The Electric Vehicle Giant Publishes Market Projections Suggesting Sales Set to Fall.
In an unusual step, the automaker has released delivery projections that point to its 2025 deliveries will be lower than expected and sales in subsequent years will fall well below the objectives previously outlined by its chief executive, Elon Musk.
Revised Annual and Quarterly Estimates
The company posted figures from market watchers in a new investor relations page on its investor site, estimating it will report the delivery of 423,000 vehicles during the fourth quarter of 2025. This figure would represent a sixteen percent decrease from the same period in 2024.
Across the entire year of 2025, estimates indicated total deliveries of 1.64m cars, down from the 1.79 million sold in 2024. Forecasts then show a increase to 1.75 million in 2026, hitting the 3m mark only by 2029.
These figures stand in stark contrast to claims made by Elon Musk, who informed investors in November that the automaker was striving to manufacture 4m vehicles annually by the end of 2027.
Valuation and Challenges
Despite these projected sales figures, Tesla maintains a massive share valuation of $1.4 trillion, making it more valuable than the combined value of the next 30 largest automakers. This valuation is largely based on investor hopes that the firm will become the world leader in autonomous vehicle tech and advanced robotics.
Yet, the automaker has faced a challenging year in terms of real-world sales. Observers cite multiple reasons, including shifting consumer sentiment and political associations linked to its high-profile CEO.
Last year, Elon Musk was the largest donor to the election campaign of former President Donald Trump and later launched an effort to reduce government spending. This alliance eventually deteriorated, leading to the scrapping of key EV buyer incentives and favorable regulations by the US administration.

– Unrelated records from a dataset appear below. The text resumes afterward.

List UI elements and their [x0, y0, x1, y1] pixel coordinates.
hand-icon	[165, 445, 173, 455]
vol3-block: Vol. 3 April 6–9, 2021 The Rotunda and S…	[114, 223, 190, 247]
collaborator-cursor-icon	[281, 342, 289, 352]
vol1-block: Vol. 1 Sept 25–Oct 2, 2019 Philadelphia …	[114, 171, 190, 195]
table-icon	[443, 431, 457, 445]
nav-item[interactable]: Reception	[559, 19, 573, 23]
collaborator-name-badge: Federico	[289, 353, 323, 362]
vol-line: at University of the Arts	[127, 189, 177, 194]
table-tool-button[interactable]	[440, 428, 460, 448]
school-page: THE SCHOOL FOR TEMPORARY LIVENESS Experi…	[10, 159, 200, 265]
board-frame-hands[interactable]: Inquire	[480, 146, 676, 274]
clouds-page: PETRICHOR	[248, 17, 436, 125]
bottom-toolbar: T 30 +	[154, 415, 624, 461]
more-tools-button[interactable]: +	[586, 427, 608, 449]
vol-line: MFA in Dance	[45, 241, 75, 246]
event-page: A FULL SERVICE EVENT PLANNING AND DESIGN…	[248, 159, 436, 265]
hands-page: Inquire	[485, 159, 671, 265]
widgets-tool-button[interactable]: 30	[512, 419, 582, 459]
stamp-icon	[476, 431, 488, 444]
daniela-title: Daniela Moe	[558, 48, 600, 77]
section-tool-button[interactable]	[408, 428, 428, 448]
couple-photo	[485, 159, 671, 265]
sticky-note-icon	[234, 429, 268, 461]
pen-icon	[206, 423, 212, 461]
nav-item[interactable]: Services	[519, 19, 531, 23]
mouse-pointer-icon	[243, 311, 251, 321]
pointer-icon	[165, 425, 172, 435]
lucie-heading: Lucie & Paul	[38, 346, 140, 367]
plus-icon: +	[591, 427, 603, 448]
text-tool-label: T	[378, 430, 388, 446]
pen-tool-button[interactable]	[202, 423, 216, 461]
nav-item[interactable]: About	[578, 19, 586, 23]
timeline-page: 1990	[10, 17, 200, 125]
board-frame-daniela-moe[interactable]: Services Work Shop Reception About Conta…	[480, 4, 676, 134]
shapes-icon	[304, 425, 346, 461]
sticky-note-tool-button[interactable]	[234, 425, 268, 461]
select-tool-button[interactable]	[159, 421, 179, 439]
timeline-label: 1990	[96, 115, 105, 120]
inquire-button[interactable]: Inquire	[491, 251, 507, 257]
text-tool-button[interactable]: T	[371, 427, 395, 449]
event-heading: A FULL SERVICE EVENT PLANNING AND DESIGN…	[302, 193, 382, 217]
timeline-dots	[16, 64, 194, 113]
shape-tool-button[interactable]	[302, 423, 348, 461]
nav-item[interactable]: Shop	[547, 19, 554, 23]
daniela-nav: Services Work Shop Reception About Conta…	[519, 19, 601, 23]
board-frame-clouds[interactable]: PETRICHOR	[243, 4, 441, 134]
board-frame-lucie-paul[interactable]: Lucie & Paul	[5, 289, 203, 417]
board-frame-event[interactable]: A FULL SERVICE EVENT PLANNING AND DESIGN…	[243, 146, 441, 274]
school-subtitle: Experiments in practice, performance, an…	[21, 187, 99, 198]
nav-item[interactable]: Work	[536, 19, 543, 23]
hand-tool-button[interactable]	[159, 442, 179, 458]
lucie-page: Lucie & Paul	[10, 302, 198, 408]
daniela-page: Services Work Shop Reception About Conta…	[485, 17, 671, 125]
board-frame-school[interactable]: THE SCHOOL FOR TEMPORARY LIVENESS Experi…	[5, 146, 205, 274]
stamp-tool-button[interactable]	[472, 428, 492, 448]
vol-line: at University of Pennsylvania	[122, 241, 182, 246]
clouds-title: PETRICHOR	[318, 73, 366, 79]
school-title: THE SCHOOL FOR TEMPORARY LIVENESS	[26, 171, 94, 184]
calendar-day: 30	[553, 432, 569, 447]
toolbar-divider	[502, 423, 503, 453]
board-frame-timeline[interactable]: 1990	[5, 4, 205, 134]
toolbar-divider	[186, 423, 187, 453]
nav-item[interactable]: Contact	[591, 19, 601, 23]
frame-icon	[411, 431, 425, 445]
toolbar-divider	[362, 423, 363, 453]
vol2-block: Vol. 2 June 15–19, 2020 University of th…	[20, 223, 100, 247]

Analyst Consensus vs. Company Data
The estimates released by Tesla this period are significantly below other compilations. For instance, an compilation of forecasts by investment banks suggested around 440,907 vehicles for the same quarter of 2025.
On Wall Street, meeting or missing these consensus forecasts often has a direct impact on a firm's stock price. A shortfall typically triggers a drop, while a “beat” can drive a increase.
Future Goals and Compensation
The published forecasts for the coming years paint a picture of a more gradual growth path than once targeted. While leadership discussed ramping up output by fifty percent by the close of 2026, the current analyst consensus indicates the 3 million vehicle annual milestone will be reached in 2029.
This backdrop is particularly relevant given that Tesla investors in November voted for a massive pay package for Elon Musk, worth $1tn. A portion of this award is dependent upon the company reaching a target of 20m cumulative deliveries. Furthermore, 10 million of these vehicles must have active subscriptions for its autonomous driving software for Musk to qualify for the complete award.